SIOUX FALLS (AP) - Veterinarians across western South Dakota are continuing to test herds for a reproductive disease that causes cows to abort their young, though officials say no new cases have been reported over the past month.
The most recent cases of bovine trichomoniasis - or trich - were discovered in January in a pair of herds in Dewey County. Late last year, vets found trich in two Oglala Lakota county cattle herds and one herd operating in Corson and Ziebach counties, said Mendel Miller, South Dakota's assistant state veterinarian.
Miller said he doesn't expect an outbreak like one that hit western South Dakota in 2005, but the five occurrences are a jump from zero cases last year and just one the previous year.
The disease poses no risk for humans, as it affects only a cow's reproductive system, but its occurrence can quickly cut into a rancher's bottom line.

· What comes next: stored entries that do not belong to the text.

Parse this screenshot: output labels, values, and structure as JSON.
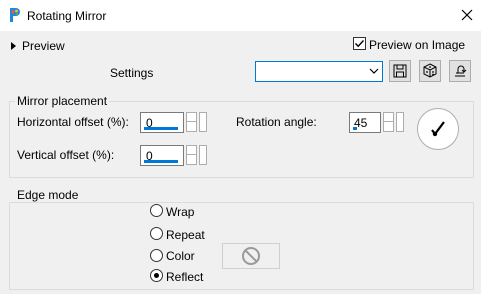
{
  "window": {
    "title": "Rotating Mirror",
    "close_glyph": "✕"
  },
  "preview": {
    "toggle_label": "Preview",
    "preview_on_image_label": "Preview on Image",
    "preview_on_image_checked": true
  },
  "settings": {
    "label": "Settings",
    "value": ""
  },
  "mirror_placement": {
    "group_label": "Mirror placement",
    "horizontal_label": "Horizontal offset (%):",
    "horizontal_value": "0",
    "vertical_label": "Vertical offset (%):",
    "vertical_value": "0",
    "rotation_label": "Rotation angle:",
    "rotation_value": "45"
  },
  "edge_mode": {
    "group_label": "Edge mode",
    "options": [
      {
        "label": "Wrap",
        "selected": false
      },
      {
        "label": "Repeat",
        "selected": false
      },
      {
        "label": "Color",
        "selected": false
      },
      {
        "label": "Reflect",
        "selected": true
      }
    ]
  },
  "colors": {
    "accent": "#0078d7",
    "panel": "#f0f0f0"
  },
  "icons": [
    "app-icon",
    "close-icon",
    "disclosure-triangle-icon",
    "save-icon",
    "randomize-dice-icon",
    "reset-icon",
    "angle-dial-icon",
    "no-color-icon"
  ]
}
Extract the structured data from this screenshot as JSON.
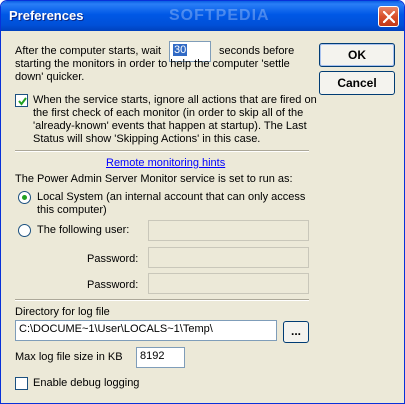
{
  "window": {
    "title": "Preferences",
    "watermark": "SOFTPEDIA"
  },
  "buttons": {
    "ok": "OK",
    "cancel": "Cancel",
    "browse": "..."
  },
  "startup": {
    "label_prefix": "After the computer starts, wait",
    "wait_seconds": "30",
    "label_suffix_line1": "seconds before",
    "label_line2": "starting the monitors in order to help the computer 'settle",
    "label_line3": "down' quicker."
  },
  "ignore_actions": {
    "checked": true,
    "line1": "When the service starts, ignore all actions that are fired on",
    "line2": "the first check of each monitor (in order to skip all of the",
    "line3": "'already-known' events that happen at startup).  The Last",
    "line4": "Status will show 'Skipping Actions' in this case."
  },
  "remote": {
    "hints_link": "Remote monitoring hints",
    "run_as_label": "The Power Admin Server Monitor service is set to run as:",
    "local_system_line1": "Local System (an internal account that can only access",
    "local_system_line2": "this computer)",
    "local_system_selected": true,
    "following_user_label": "The following user:",
    "user_value": "",
    "password_label": "Password:",
    "password_value": "",
    "password2_label": "Password:",
    "password2_value": ""
  },
  "log": {
    "directory_label": "Directory for log file",
    "directory_value": "C:\\DOCUME~1\\User\\LOCALS~1\\Temp\\",
    "max_size_label": "Max log file size in KB",
    "max_size_value": "8192",
    "debug_label": "Enable debug logging",
    "debug_checked": false
  }
}
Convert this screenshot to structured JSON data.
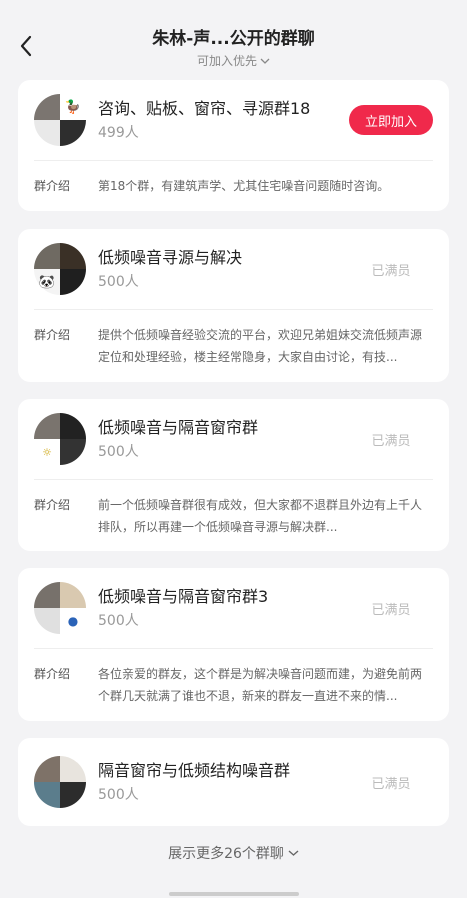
{
  "header": {
    "title": "朱林-声...公开的群聊",
    "subtitle": "可加入优先"
  },
  "groups": [
    {
      "name": "咨询、贴板、窗帘、寻源群18",
      "count": "499人",
      "action": "立即加入",
      "intro_label": "群介绍",
      "intro": "第18个群，有建筑声学、尤其住宅噪音问题随时咨询。"
    },
    {
      "name": "低频噪音寻源与解决",
      "count": "500人",
      "action": "已满员",
      "intro_label": "群介绍",
      "intro": "提供个低频噪音经验交流的平台，欢迎兄弟姐妹交流低频声源定位和处理经验，楼主经常隐身，大家自由讨论，有技..."
    },
    {
      "name": "低频噪音与隔音窗帘群",
      "count": "500人",
      "action": "已满员",
      "intro_label": "群介绍",
      "intro": "前一个低频噪音群很有成效，但大家都不退群且外边有上千人排队，所以再建一个低频噪音寻源与解决群..."
    },
    {
      "name": "低频噪音与隔音窗帘群3",
      "count": "500人",
      "action": "已满员",
      "intro_label": "群介绍",
      "intro": "各位亲爱的群友，这个群是为解决噪音问题而建，为避免前两个群几天就满了谁也不退，新来的群友一直进不来的情..."
    },
    {
      "name": "隔音窗帘与低频结构噪音群",
      "count": "500人",
      "action": "已满员"
    }
  ],
  "show_more": "展示更多26个群聊",
  "colors": {
    "accent": "#f0294b",
    "background": "#f3f3f5"
  }
}
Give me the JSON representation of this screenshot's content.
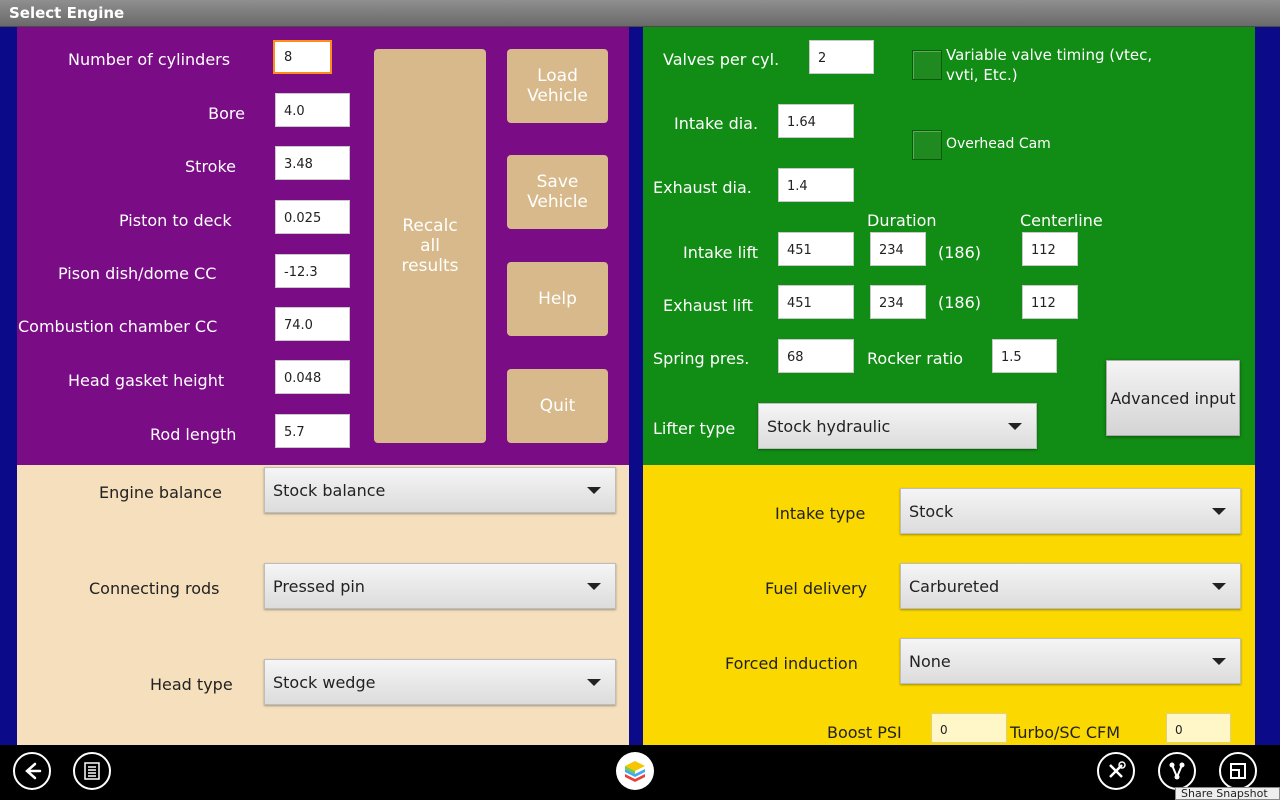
{
  "window": {
    "title": "Select Engine"
  },
  "engine": {
    "cylinders_label": "Number of cylinders",
    "cylinders": "8",
    "bore_label": "Bore",
    "bore": "4.0",
    "stroke_label": "Stroke",
    "stroke": "3.48",
    "piston_deck_label": "Piston to deck",
    "piston_deck": "0.025",
    "piston_dish_label": "Pison dish/dome CC",
    "piston_dish": "-12.3",
    "chamber_label": "Combustion chamber CC",
    "chamber": "74.0",
    "gasket_label": "Head gasket height",
    "gasket": "0.048",
    "rod_label": "Rod length",
    "rod": "5.7"
  },
  "buttons": {
    "recalc": "Recalc all results",
    "load": "Load Vehicle",
    "save": "Save Vehicle",
    "help": "Help",
    "quit": "Quit"
  },
  "valvetrain": {
    "valves_label": "Valves per cyl.",
    "valves": "2",
    "vvt_label": "Variable valve timing  (vtec, vvti, Etc.)",
    "ohc_label": "Overhead Cam",
    "intake_dia_label": "Intake dia.",
    "intake_dia": "1.64",
    "exhaust_dia_label": "Exhaust dia.",
    "exhaust_dia": "1.4",
    "duration_header": "Duration",
    "centerline_header": "Centerline",
    "intake_lift_label": "Intake lift",
    "intake_lift": "451",
    "intake_duration": "234",
    "intake_duration_calc": "(186)",
    "intake_centerline": "112",
    "exhaust_lift_label": "Exhaust lift",
    "exhaust_lift": "451",
    "exhaust_duration": "234",
    "exhaust_duration_calc": "(186)",
    "exhaust_centerline": "112",
    "spring_label": "Spring pres.",
    "spring": "68",
    "rocker_label": "Rocker ratio",
    "rocker": "1.5",
    "lifter_label": "Lifter type",
    "lifter": "Stock hydraulic",
    "advanced": "Advanced input"
  },
  "bottom_left": {
    "balance_label": "Engine balance",
    "balance": "Stock balance",
    "rods_label": "Connecting rods",
    "rods": "Pressed pin",
    "head_label": "Head type",
    "head": "Stock wedge"
  },
  "bottom_right": {
    "intake_type_label": "Intake type",
    "intake_type": "Stock",
    "fuel_label": "Fuel delivery",
    "fuel": "Carbureted",
    "forced_label": "Forced induction",
    "forced": "None",
    "boost_label": "Boost PSI",
    "boost": "0",
    "cfm_label": "Turbo/SC CFM",
    "cfm": "0"
  },
  "navbar": {
    "tooltip": "Share Snapshot"
  },
  "icons": [
    "back-icon",
    "menu-icon",
    "app-logo-icon",
    "tools-icon",
    "share-icon",
    "window-icon"
  ],
  "colors": {
    "purple": "#7a0c86",
    "green": "#118c14",
    "beige": "#f5dfbc",
    "yellow": "#fad800",
    "button": "#d7b98b",
    "frame": "#0b0b8a"
  }
}
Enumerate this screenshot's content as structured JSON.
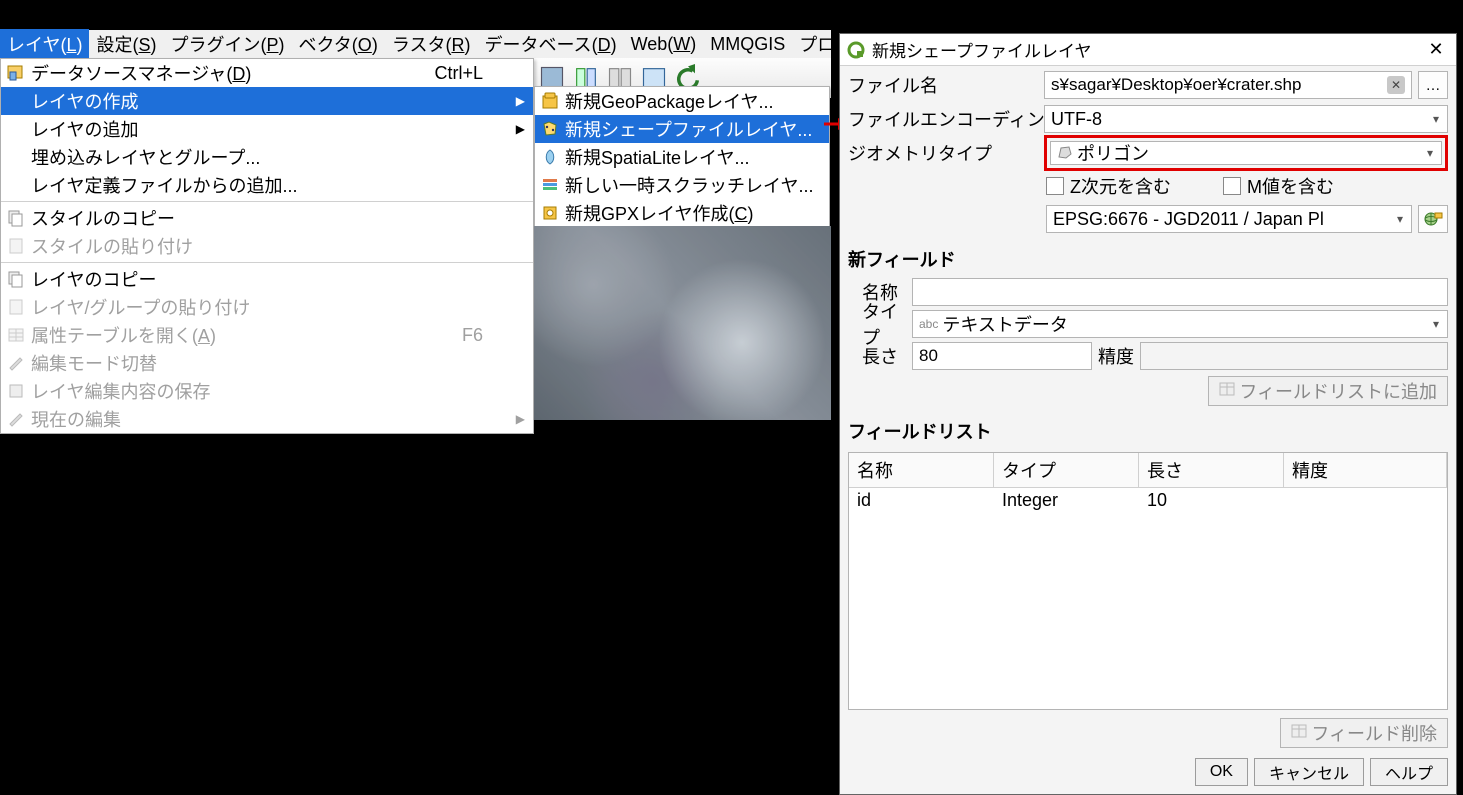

"We have lots of testing going on," Miller said. "Neighbor herds, contact herds are testing and looking for it."
Beth Carlson, North Dakota's deputy state veterinarian, said no cases have been reported there, and the state hasn't seen instances of the disease for several years.
Ranchers are often unaware of the problem until the disease is well established in the herd. Some signs that the disease may be present in a herd include a high number of open cows, cows showing signs of heat when they should be pregnant and the presence of many late-calving cows, according to the Animal Industry Board.
"Many producers pregnancy test their cows in the fall, so if they did have a number of cows that have aborted or were not pregnant, they probably already found out," Miller said. "If they did not pregnancy test, then they would be finding out here pretty soon."
South Dakota's 2005 outbreak - in which vets confirmed 45 cases of the disease, all west of the Missouri River - prompted the Animal Industry Board to issue several testing rules to prevent its spread. Those rules greatly reduced the occurrence of the disease, officials say, but trich can occur in remote areas where the separation of bulls doesn't always happen.